Lily Hoang is a first generation Vietnamese-American. A Bestiary, her debut collection of essays, is not about rat experiments, though they appear in some cases (as the above garnered from “On The Rat Race”). In meditations comparable to Maggie Nelson’s Bluets, Hoang both approaches and avoids her sister’s death (drug overdose), her failed marriage (white man she calls Chris), and a destructive on-again, off-again relationship (white man she calls Harold).
She has made attempts, like the rat, to find her way back home, but the paths didn’t lead the way they promised. “I had wanted to be a good wife, and for the most part, I was,” she writes, “but the fact that my marriage was a catastrophe doesn’t change.” As for Harold, he is a stubby lighthouse with broken lamps and both of them know it, but she remains.
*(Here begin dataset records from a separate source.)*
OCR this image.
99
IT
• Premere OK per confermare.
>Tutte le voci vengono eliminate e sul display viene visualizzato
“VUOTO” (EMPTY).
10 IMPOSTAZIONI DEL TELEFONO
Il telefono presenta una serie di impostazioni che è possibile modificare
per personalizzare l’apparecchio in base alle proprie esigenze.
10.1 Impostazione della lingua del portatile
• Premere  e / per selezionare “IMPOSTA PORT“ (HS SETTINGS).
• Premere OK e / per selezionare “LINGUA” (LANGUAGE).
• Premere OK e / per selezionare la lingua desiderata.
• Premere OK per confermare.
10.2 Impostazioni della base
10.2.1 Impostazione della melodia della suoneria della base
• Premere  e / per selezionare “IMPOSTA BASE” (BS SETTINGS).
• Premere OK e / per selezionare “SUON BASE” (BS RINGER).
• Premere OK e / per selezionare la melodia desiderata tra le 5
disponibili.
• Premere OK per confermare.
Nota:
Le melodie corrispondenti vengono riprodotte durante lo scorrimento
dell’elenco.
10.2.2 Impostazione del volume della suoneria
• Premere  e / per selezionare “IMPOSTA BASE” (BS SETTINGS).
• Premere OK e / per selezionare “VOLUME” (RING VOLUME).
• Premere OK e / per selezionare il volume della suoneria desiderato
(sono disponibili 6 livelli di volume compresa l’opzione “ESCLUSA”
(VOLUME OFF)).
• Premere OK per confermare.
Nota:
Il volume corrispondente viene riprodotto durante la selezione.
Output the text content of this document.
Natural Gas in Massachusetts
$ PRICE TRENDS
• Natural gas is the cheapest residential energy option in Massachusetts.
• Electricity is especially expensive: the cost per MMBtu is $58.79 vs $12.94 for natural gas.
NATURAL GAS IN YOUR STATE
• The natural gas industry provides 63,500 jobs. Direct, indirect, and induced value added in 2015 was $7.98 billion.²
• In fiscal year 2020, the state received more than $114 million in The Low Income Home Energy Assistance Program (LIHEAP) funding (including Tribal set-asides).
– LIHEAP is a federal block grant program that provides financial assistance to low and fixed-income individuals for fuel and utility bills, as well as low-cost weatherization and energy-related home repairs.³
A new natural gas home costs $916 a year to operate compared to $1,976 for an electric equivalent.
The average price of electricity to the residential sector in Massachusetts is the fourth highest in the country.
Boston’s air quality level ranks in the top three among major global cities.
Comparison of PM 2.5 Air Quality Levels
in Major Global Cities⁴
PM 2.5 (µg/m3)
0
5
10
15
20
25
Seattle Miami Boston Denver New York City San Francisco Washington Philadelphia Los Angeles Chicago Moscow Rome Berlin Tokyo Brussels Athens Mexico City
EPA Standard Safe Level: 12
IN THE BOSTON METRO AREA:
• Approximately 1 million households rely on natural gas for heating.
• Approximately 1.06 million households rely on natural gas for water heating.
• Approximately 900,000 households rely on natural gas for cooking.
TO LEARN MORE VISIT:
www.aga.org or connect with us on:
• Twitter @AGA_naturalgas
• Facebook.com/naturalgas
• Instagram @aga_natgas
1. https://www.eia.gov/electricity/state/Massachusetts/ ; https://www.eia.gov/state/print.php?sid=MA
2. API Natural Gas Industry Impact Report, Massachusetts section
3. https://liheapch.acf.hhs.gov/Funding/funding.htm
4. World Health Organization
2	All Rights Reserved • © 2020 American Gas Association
In “On Scale,” she does the math: “The weight of my love measured against the weight of my life without him measured against his betrayal and all the terrible things he’s told me over the years. In the end, no matter my options, I know I will choose Harold.”
Suffering, she tell us, is a virtue in Vietnamese culture. It is right and true and noble, a thing required of all women. Hoang points at jade bracelets, describes how when she was young “my mother would cuddle me closely when I was sick. She would say, ‘Shhh, shhh,’ and tell me that she wanted me to give her all of my sickness, so that she would be sick and I wouldn’t.” This inherited anguish—the pain and pleasure it inspires—seems to be a birthright, one that clashes with Hoang’s ideology as a feminist.
In “On Catastrophe,” she introduces us to Other Lily: “She would succeed in all the ways I have failed. She would not be a professor. She would not be divorced. She would be a good daughter.” Other Lily is a medical doctor, does not have “bad skin” or “a head full of white hair” or “do something as shameful as smoke cigarettes.” Other Lily “saves two lives and loses none”; Other Lily “is in love. And all her loyalty and love is reciprocated, an equal distribution of desire and faith.” Other Lily is perfect, the embodiment of our “better” self, the one we have always been told we should strive to become.
Actual Lily is feral and flighty, ferocious in her inner life. However, she also writes, and not without effort, “Face the facts: there is no Other Lily, and I’m pretty satisfied with my life.” Here, she stresses an essential point: she is not an either/or but a both/and. Winding, whimsical, and wild, A Bestiary tackles race, womanhood, and memory with a precision that pinches right at the veins.